Conforme o Tribunal, o direito à vida privada, à honra e à reputação é assegurado no artigo 11 da Convenção, que proíbe toda ingerência arbitrária ou abusiva na vida privada das pessoas. Para a Corte, honra refere-se à auto-estima, ou seja, ao valor que a própria pessoa atribui a si. Em contrapartida, reputação trata-se da opinião dos outros sobre determinada pessoa. Efetivamente, as conversas telefônicas estão incluídas no âmbito de proteção da vida privada e é cediço que tal direito não é absoluto, porém todo cuidado é preciso quando for adotada alguma limitação. Há um dever rigoroso de vigilância sobre a intervenção, para evitar os excessos. A Comissão mostrou atos viciados e concluiu pela ilegalidade, ilegitimidade e nulidade da intervenção, da decisão que a autorizou e da forma como esta foi implementada. Até mesmo a não-destruição das fitas foi considerada uma violação. Ale disso, o Estado não poderia alegar que os demandantes não provaram as alegações, pois, neste caso, inverte-se o ônus probatório, dado o fato de que é o Estado que possui os meios necessários para clarificar os fatos ocorridos em seu território.

A Corte considera que, para que a ingerência na vida privada respeite a Convenção, ela deve "estar prevista em lei, perseguir um fim legítimo e ser idônea, necessária e proporcional". Para ser reconhecida a legalidade da ingerência, tal medida deve estar fundamentada em lei, que deve ser precisa e indicar regras claras e detalhadas sobre a matéria. Neste caso, foram violados os artigos 1º, 2º, 3º, 4º, 5º, 6º e 8º da Lei 9.296/96 (que regulamenta o artigo 5º, inciso XII, da CF/88, referente à inviolabilidade do sigilo das comunicações telefônicas).
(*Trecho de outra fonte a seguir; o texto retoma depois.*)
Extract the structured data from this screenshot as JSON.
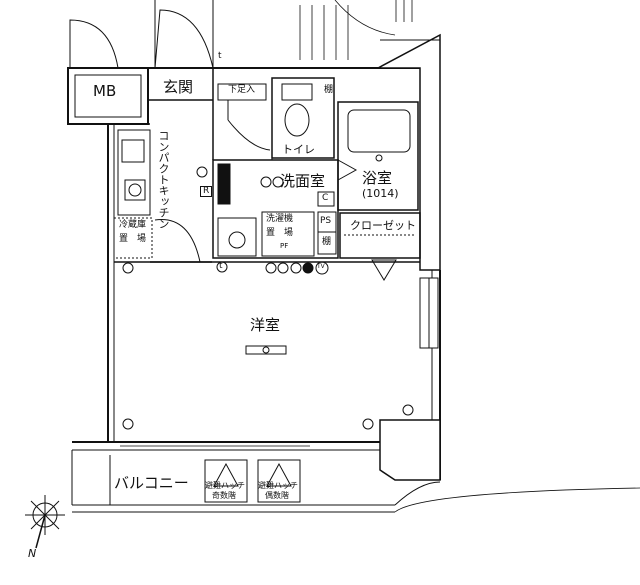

Quanto ao propósito das gravações, apesar de indicar a necessidade de investigar supostas práticas delitivas, quais sejam, o homicídio de Eduardo Aghinoni e o desvio de recursos públicos, a solicitação do Major Neves não foi apresentada no marco de um procedimento investigativo que tivesse por objeto a verificação dos fatos. Quanto à fundamentação, a magistrada não expôs em sua decisão a análise dos requisitos legais nem os elementos que a motivaram a conceder a medida, nem a forma e o prazo em que se realizaria a diligência.

No que tange ao direito albergado pelo artigo 16 da Convenção (Liberdade de Associação), o sistema estabelecido pela Convenção resulta equilibrado e idôneo para harmonizar o exercício do direito de associação com a necessidade de prevenir e investigar eventuais condutas que o direito interno tipifique como delitivas. No caso em sob análise, a Corte não conta com outros elementos que lhe permitam considerar provadas as perseguições nem os danos materiais alegados pelos representantes. Não obstante, as declarações das testemunhas demonstram o temor intenso por elas sofrido, e os problemas que a divulgação das conversas causou entre os associados e agricultores ligados à COANA e ADECON, além de afetar a imagem dessas entidades, tendo, portanto, o Estado violado também o artigo 16 da Convenção.

No que atine aos processos e procedimentos penais e administrativos adotados no âmbito do Estado quanto à conduta de seus agentes, o Tribunal concluiu pela violação dos artigos 8.1 e 25.1 da Convenção, em conexão com o artigo 1.1 da mesma. Porém, quanto ao ocorrido nos autos do mandado de segurança e às ações civis atinentes aos fatos do caso, não há elementos demonstradores da violação aos artigos 8 e 25 da Convenção.

Quanto à violação do artigo 28 em relação com os artigos 1.1 e 2 da Convenção, é cristalina a posição do Tribunal, estabelecida através de jurisprudência centenária tanto contenciosa quanto consultiva, no sentido de que um Estado não pode alegar sua estrutura federal para deixar de cumprir uma obrigação internacional. Contudo, neste caso, as violações não se referiram a fatos com valor suficiente para serem considerados como um verdadeiro descumprimento da Convenção e, portanto, o Estado não violou o dispositivo supracitado.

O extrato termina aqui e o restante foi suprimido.